§314. Transacting business without authority
A. No foreign corporation transacting business in this state shall be permitted to present any judicial demand before any court of this state unless it has been authorized to transact such business, if required by, and as provided in, this Chapter. The burden of proof shall rest upon the corporation to establish that it has been so authorized, and the only legal evidence thereof shall be the certificate of the secretary of state or a duly authenticated copy thereof.
B. The failure of a foreign corporation to obtain a certificate of authority to transact business in this state shall not impair the validity of any contract or act of such corporation, and shall not prevent such corporation from defending any action, suit or proceeding in any court of this state.

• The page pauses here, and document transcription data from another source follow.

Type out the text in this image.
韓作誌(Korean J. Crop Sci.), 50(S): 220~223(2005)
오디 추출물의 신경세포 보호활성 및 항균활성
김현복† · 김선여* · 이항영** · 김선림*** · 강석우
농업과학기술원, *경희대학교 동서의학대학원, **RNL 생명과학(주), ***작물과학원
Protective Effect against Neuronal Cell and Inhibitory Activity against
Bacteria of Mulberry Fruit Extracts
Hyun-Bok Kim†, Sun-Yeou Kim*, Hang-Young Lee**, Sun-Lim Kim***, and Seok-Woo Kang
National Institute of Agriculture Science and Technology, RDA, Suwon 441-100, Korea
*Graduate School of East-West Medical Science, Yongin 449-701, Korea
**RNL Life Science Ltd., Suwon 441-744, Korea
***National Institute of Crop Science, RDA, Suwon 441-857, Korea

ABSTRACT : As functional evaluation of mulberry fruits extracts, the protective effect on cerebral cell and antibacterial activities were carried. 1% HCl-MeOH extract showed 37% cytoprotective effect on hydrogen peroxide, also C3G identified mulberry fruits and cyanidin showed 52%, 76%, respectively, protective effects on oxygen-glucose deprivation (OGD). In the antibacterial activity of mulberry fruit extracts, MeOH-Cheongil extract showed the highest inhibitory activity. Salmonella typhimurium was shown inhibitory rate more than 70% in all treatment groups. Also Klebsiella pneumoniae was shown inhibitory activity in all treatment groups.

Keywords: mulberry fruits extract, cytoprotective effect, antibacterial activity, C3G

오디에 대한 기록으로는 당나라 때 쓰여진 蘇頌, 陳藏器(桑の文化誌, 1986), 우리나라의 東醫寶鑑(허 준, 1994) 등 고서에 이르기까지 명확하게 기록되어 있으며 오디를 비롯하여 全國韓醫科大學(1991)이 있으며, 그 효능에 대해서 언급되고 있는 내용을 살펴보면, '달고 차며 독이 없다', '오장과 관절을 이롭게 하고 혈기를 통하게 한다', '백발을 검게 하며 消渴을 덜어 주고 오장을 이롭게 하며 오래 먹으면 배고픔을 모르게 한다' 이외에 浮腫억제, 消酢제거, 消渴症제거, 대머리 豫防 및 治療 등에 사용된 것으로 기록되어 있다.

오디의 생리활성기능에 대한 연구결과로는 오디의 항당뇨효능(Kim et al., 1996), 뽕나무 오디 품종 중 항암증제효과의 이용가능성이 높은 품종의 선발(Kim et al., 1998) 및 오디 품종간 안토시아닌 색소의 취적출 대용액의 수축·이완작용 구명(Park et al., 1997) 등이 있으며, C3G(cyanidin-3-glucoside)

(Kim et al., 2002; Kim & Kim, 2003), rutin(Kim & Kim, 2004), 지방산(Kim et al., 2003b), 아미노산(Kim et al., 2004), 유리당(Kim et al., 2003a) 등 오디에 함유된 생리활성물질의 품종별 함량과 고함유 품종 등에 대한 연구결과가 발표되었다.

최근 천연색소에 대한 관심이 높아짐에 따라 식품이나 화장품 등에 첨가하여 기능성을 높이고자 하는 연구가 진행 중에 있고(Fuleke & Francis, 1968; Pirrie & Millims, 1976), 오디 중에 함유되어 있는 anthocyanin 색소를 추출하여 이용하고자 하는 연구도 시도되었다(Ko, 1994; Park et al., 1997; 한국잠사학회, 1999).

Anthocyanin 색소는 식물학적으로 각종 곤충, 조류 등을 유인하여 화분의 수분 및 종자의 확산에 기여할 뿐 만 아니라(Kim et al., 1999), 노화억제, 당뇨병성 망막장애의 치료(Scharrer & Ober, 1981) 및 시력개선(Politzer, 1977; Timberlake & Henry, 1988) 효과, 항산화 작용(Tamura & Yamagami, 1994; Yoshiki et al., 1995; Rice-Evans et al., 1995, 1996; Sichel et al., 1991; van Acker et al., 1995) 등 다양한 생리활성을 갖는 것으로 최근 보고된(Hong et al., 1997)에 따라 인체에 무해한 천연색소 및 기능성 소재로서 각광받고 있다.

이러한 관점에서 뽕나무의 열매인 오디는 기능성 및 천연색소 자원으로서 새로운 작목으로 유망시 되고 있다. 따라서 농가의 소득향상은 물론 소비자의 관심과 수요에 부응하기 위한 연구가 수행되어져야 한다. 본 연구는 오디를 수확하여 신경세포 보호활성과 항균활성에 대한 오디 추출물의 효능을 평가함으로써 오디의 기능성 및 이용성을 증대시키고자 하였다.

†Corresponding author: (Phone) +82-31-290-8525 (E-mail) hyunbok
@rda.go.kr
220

C. A foreign corporation which transacts business in this state without a certificate of authority shall be liable to this state, for the years or parts thereof during which it transacted business in this state without a certificate of authority, in an amount equal to all fees and taxes which would have been imposed by law upon such corporation, had it duly applied for and received a certificate of authority to transact business in this state as required by this Chapter, and had thereafter filed all reports required by this Chapter, plus all penalties imposed by this Chapter for failure to pay such fees and franchise taxes. The Attorney General shall bring proceedings to recover all amounts due this state under the provisions of this section.
Acts 1968, No. 105, §1. Amended by Acts 1976, No. 599, §1.